« Jamais content »…

bdr

29 degrés. Les plages bondées, ce dimanche. Pas moyen de se trouver un petit carré de sable dans l’après-midi. Du sable chaud- à priori sans légionnaire !- qui fait marcher sur la pointe des pieds, comme ces dames avec les chaussures à l’intérieur. Une démarche sinueuse, pour passer entre les seins nus, vêtus, bronzés, affalés, rebelles, beaux…

Moi, je regarde. Bon, j’évite de rester prostré, la bouche bée,  le fusain affairé sur le Canson, les sourcils froncés, mais j’apprécie le paysage.

Des ventres aussi, affamés, plats, ronds, des tripotents peut-être de chipoter ?!…Des pieds encore, petits, ronds, vilains, avec des ongles peints, pas peints, de la peinture écaillée, de jolis pieds petits et d’autres plus grands. Une faune de plage. Huilée, crémée, pour éviter des peaux rougies, rabougries. Donc, un spectacle de chaud, très chaud, avec du monde beaucoup, les pieds dans l’eau et les corps à cuire.

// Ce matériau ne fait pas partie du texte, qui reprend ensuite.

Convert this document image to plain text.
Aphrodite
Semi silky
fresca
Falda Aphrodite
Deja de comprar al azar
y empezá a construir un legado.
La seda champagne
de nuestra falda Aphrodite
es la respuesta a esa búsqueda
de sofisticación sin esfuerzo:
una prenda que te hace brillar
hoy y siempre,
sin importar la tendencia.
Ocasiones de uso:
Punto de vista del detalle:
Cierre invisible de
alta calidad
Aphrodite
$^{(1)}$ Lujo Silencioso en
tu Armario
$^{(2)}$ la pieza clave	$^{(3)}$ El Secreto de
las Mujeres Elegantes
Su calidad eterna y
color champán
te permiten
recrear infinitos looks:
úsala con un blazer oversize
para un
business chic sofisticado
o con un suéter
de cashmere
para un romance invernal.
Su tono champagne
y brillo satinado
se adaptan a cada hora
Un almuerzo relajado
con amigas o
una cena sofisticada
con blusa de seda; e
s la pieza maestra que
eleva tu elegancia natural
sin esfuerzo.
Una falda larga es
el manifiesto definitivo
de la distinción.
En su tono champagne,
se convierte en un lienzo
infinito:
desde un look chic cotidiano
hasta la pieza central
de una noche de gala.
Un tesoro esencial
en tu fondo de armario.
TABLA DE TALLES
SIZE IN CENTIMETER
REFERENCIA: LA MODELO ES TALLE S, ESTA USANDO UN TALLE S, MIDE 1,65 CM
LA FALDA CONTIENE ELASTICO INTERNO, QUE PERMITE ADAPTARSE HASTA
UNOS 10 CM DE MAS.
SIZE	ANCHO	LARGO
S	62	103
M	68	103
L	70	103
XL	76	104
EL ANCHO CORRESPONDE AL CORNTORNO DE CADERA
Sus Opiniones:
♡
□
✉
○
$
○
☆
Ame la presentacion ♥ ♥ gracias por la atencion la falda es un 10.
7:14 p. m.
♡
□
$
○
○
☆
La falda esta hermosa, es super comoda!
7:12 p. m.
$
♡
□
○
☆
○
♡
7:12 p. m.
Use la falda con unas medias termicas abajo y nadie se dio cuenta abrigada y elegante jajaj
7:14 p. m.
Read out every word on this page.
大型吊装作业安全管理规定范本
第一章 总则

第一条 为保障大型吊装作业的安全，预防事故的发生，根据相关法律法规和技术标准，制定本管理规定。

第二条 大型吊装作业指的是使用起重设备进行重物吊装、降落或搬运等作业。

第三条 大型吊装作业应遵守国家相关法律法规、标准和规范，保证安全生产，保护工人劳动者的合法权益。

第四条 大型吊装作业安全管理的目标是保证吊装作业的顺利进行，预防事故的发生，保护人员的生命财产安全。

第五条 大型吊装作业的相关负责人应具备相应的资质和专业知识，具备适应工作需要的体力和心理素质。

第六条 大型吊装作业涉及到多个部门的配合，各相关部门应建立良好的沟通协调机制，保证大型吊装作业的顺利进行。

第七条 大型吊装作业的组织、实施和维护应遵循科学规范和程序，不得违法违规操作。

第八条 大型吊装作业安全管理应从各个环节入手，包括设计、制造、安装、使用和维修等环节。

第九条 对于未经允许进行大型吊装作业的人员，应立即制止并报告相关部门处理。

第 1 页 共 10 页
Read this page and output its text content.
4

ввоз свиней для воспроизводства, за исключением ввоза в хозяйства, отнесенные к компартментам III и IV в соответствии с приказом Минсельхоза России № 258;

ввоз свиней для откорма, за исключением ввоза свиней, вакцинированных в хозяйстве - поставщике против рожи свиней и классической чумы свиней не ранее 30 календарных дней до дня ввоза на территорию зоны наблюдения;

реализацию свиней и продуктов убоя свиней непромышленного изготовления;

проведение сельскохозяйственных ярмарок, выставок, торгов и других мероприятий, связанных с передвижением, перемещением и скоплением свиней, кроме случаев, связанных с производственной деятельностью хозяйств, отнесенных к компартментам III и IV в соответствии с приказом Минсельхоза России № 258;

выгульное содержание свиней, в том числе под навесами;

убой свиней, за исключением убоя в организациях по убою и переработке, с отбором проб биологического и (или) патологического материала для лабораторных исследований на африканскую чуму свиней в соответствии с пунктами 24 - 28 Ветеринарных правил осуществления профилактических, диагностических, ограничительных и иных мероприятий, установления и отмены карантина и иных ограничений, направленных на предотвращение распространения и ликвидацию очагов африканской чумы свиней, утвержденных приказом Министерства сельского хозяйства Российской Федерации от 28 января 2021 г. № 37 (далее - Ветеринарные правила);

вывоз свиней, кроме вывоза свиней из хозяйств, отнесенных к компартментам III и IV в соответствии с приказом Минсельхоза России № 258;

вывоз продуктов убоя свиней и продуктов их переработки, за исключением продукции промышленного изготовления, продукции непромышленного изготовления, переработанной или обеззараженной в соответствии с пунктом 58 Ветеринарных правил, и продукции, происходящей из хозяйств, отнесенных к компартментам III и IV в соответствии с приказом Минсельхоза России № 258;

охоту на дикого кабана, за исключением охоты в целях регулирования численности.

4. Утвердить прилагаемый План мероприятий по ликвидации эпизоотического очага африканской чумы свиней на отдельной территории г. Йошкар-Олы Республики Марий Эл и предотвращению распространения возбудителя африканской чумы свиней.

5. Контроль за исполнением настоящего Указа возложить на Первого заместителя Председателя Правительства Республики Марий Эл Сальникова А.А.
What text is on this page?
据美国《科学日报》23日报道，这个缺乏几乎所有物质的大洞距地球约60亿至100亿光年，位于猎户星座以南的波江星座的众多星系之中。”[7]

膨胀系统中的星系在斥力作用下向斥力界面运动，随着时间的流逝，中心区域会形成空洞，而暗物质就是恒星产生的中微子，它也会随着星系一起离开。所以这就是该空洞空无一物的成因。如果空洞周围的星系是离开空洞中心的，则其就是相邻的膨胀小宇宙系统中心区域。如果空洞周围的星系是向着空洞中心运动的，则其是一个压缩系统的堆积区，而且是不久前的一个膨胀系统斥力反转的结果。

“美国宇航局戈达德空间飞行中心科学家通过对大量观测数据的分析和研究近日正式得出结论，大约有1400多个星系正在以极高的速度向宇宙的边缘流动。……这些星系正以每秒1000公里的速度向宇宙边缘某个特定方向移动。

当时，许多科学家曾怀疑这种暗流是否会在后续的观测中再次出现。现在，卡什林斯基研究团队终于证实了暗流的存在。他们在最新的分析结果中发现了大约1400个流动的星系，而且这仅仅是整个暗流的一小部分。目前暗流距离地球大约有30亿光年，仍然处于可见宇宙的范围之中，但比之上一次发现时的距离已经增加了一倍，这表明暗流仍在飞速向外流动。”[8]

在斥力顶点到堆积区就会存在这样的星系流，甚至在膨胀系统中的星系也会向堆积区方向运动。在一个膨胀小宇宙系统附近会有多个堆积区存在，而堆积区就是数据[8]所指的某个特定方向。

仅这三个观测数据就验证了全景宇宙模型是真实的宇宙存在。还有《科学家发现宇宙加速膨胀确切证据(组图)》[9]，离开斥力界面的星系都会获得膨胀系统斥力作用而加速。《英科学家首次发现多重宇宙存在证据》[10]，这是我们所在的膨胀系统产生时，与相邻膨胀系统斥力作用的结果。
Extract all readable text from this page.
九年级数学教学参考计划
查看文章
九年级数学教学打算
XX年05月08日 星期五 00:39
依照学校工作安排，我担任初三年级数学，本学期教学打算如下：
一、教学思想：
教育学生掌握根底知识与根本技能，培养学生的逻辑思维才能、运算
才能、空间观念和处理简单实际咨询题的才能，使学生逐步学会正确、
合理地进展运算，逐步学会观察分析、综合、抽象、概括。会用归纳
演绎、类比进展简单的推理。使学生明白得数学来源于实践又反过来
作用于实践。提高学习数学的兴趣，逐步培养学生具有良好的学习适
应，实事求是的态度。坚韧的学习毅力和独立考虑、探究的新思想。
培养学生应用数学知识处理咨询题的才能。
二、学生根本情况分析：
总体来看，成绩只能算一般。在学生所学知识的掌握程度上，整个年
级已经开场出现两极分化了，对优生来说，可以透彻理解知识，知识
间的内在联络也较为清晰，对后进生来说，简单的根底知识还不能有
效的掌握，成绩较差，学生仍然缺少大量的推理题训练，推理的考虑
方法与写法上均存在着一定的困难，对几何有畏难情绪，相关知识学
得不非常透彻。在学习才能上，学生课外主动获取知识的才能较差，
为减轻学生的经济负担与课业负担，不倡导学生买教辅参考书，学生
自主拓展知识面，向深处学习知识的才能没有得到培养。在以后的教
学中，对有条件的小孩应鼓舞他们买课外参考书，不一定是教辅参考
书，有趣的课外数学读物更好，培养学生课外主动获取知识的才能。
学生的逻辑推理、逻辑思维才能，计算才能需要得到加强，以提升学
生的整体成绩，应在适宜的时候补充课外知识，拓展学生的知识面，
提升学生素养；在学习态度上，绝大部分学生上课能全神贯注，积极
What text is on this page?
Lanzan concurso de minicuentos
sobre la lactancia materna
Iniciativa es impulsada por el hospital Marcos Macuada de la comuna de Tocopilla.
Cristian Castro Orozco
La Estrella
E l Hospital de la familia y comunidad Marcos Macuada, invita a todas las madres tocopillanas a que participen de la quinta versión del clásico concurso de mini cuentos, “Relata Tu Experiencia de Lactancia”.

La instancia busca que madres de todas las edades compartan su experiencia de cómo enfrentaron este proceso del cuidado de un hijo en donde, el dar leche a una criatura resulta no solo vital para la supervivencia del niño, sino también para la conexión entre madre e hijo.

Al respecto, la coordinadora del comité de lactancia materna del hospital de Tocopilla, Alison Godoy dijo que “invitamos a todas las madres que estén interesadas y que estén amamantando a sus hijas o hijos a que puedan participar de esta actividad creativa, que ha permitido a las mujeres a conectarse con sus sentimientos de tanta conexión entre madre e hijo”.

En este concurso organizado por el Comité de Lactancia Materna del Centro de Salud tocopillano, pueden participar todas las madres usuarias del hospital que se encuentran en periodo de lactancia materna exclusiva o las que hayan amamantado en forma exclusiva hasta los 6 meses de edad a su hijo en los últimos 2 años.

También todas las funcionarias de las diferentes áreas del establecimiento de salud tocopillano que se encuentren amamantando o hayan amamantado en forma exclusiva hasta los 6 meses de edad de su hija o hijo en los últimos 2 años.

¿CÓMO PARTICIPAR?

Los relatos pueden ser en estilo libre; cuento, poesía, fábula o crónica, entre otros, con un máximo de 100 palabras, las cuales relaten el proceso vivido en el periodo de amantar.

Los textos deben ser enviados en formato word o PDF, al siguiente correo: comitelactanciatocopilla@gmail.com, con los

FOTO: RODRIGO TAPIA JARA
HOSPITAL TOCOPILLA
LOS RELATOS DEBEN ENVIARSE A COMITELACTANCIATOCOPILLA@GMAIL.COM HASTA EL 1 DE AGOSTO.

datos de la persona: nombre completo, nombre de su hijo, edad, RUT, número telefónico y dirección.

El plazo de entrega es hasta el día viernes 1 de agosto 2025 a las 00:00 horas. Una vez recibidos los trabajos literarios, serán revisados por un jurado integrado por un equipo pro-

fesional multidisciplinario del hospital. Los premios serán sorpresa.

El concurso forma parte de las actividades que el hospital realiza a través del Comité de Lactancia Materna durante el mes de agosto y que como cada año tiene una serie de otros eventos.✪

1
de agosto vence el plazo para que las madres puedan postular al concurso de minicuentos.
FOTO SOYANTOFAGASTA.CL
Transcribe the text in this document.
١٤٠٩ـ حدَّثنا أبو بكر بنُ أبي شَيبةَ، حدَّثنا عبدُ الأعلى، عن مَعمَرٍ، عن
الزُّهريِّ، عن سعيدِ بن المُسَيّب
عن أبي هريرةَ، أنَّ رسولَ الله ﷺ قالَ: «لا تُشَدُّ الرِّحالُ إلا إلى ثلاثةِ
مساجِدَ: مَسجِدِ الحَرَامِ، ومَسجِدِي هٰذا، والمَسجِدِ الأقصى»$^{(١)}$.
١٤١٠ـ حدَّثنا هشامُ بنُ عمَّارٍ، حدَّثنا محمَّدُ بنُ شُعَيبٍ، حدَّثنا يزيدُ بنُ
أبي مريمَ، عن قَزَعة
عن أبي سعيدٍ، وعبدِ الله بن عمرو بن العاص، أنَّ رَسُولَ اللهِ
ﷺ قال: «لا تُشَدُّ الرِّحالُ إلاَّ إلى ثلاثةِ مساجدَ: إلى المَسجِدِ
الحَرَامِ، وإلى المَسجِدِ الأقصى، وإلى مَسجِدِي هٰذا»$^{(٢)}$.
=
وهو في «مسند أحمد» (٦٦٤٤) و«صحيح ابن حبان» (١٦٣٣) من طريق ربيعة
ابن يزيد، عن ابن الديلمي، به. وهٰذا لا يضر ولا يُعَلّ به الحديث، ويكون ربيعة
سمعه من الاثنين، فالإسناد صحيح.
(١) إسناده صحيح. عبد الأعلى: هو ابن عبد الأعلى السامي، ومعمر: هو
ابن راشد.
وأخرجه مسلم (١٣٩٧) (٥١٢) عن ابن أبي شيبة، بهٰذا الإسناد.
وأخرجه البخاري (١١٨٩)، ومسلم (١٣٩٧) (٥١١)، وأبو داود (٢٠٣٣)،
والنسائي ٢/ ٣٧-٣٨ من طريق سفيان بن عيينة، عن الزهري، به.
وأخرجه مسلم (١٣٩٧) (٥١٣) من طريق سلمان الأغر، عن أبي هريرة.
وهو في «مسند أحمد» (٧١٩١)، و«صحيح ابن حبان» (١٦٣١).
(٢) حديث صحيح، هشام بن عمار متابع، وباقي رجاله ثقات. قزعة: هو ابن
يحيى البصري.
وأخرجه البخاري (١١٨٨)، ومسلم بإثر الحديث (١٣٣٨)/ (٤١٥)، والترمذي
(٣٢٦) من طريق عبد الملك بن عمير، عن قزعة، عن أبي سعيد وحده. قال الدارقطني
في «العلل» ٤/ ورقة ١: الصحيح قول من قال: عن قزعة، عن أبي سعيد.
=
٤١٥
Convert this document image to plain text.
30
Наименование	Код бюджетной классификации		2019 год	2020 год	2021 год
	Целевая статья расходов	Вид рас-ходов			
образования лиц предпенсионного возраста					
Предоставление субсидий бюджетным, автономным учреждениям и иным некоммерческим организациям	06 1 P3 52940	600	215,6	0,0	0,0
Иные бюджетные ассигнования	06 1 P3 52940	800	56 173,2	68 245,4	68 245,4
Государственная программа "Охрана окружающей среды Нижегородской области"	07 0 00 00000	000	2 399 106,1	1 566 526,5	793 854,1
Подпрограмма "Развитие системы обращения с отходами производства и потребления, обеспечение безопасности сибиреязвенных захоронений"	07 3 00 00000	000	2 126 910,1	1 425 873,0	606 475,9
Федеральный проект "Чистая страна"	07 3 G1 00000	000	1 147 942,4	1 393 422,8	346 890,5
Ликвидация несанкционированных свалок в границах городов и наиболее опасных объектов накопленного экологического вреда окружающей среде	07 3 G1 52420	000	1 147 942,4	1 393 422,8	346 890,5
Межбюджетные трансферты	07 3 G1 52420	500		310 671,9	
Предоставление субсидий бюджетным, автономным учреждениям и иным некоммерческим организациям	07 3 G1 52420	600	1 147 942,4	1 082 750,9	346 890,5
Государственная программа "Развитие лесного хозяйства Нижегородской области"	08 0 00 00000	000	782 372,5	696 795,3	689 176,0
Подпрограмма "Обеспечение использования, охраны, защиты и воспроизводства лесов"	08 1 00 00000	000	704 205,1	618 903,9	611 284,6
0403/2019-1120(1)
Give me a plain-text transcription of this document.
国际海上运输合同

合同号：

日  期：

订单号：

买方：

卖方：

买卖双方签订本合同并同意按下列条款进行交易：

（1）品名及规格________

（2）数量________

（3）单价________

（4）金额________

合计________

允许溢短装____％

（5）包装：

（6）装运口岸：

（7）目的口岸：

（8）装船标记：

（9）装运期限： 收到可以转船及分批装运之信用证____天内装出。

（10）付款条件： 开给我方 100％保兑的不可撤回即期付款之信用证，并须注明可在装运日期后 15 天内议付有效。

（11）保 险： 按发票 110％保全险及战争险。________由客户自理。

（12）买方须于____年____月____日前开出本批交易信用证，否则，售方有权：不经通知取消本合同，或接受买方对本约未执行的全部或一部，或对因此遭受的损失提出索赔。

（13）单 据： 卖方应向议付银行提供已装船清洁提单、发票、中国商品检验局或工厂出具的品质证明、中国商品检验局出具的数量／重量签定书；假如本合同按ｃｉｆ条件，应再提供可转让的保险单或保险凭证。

Un temps normal de saison, me direz-vous. Peut-être, sauf que même si je le dis timidement, la pluie me manque. Oui, la pluie me manque. Ce feu nourri d’eau du ciel qui nous fait nous couvrir, nous trimbaler sous des abris de pluie : des parapluies. Evidemment, les parapluies peuvent aussi tenir un rôle les jours ensoleillés, mais généralement, les cousins nommés « parasols » font la loi. Des grandes gueules qu’il faut porter sur l’épaule- feignants!- et aprés ficher dans le sol, pour disposer d’un filtre de toit. Des espèces de fanfarons, qui se sont planqués tout l’hiver, réfugiés dans du plastique, dissimulés sous des toiles d’araignée et qui jouent au sauveur, pour l’été.

Alors, oui, le soleil, les parasols, ces intermittents du spectacle qui donnent peu et reçoivent tant, me paraissent jouir d’un excès d’honneur. En fait, je préfère, les capuches, les têtes basses, les lunettes embuées, le floc-floc des pas mouillés, les mains dans les poches que l’on en finit plus de visiter. Le parapluie que l’on tient haut, un complice d’enlacement…Vraiment.

Alors, oui, il fait chaud, mais je n’oublie pas mes parapluies. Quelques heures encore et ils seront de sortie. Youpi !!!